Almost everyone wearing the flag opposed war, not only at the vigil, but on the street in Brooklyn and Manhattan. "Unity" and "freedom" were the two most common answers to my question "what does wearing or carrying the flag mean today?" But when asked "unity with whom?," few said "Americans." They pointed instead to "everyone affected" or "New York" or "the firemen." There was little defiance or anger; nobody talked about the flag showing terrorists that they couldn't scare us.

All in all, the flag seems to be serving New Yorkers not as a call to arms, or not just a call to arms, but as a tentative, politically neutral message of support and kinship. As a college student in a stars and stripes kerchief put it, "If everyone was wearing, like, a yellow hat, I'd be wearing that."

The song choice at the vigil was equally catholic: the Star-Spangled Banner; This Land Is Your Land; New York, New York; Give Peace a Chance; Amazing Grace; Born in the USA; Will the Circle Be Unbroken. The hippies took over and led everyone in We Shall Overcome; Michael Row the Boat Ashore; and yes, oh Lord, Kumbaya.

The symbols are very squishy here in New York, because it's all so unprecedented and confusing. We're still figuring out what happened to us and who we are in relation to it. Are we in a war? The TV news is already experimenting with the rippling flag war graphic in its Patriotism for Dummies series of banners: Attack on America; America Under Attack; America Rising.

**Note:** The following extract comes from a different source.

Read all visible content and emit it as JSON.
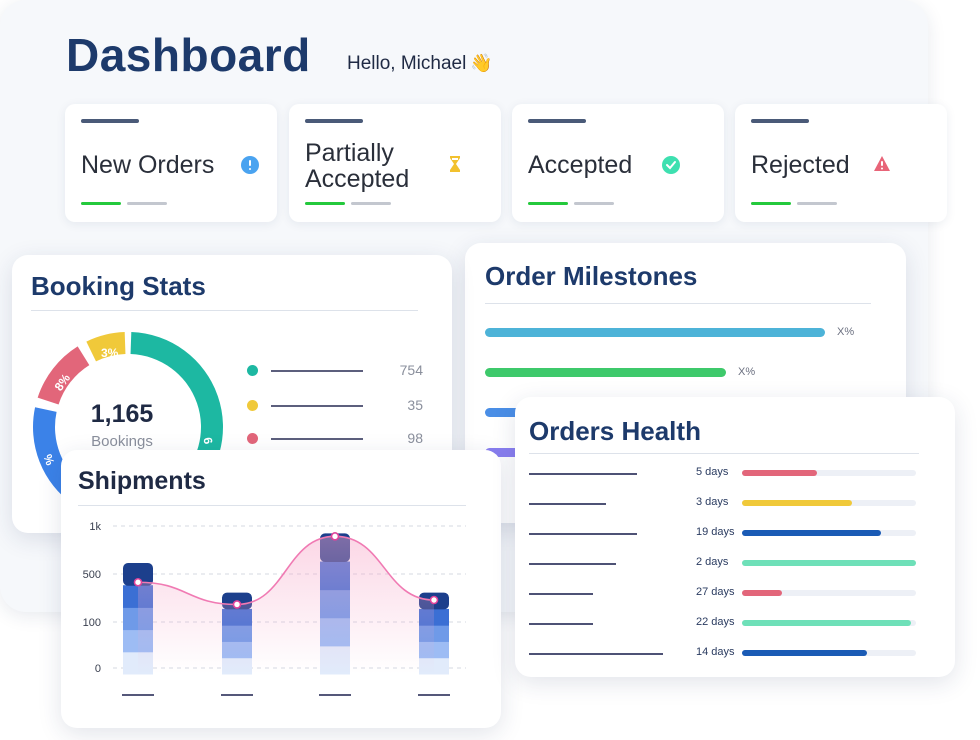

We don't even know who the enemy is. Osama Bin Laden and his holy warriors are as hard to grasp as ghosts. And on Tuesday afternoon, I saw the first battle of the war against the ghosts, waged by New York's finest.

It was just before dusk, and a tow truck driver had snuck me through the Battery Park Tunnel to just south of what would soon be called Ground Zero. When we emerged from the tunnel, a few blocks from the World Trade Center, it was darker than in Brooklyn, part September shortening of days, part dome of black smoke overhead. White powder and singed memos swirled down West Street. Everything was muffled, nearly silent.

Dozens of dust-frosted cops huddled uncertainly in groups. Most wore helmets with the face shields pulled down, a sight familiar from demonstrations. But there were no demonstrators, no crowd to control, nobody to fight or protect. A vast riot squad faced down nothing but smoke and dust swirling from the wreckage piled on thousands of bodies. It was the closest I've ever been to a war zone.

The "us" I thought of in that sad, surreal place wasn't America; it was every person who's been bombed. It was innocent victims of wars "we" have funded and abetted and masterminded. It was anyone with the misfortune to be born in, say, Afghanistan, walking to work and being blown to bits. The last thing I wanted was to send a bomb or wave a flag.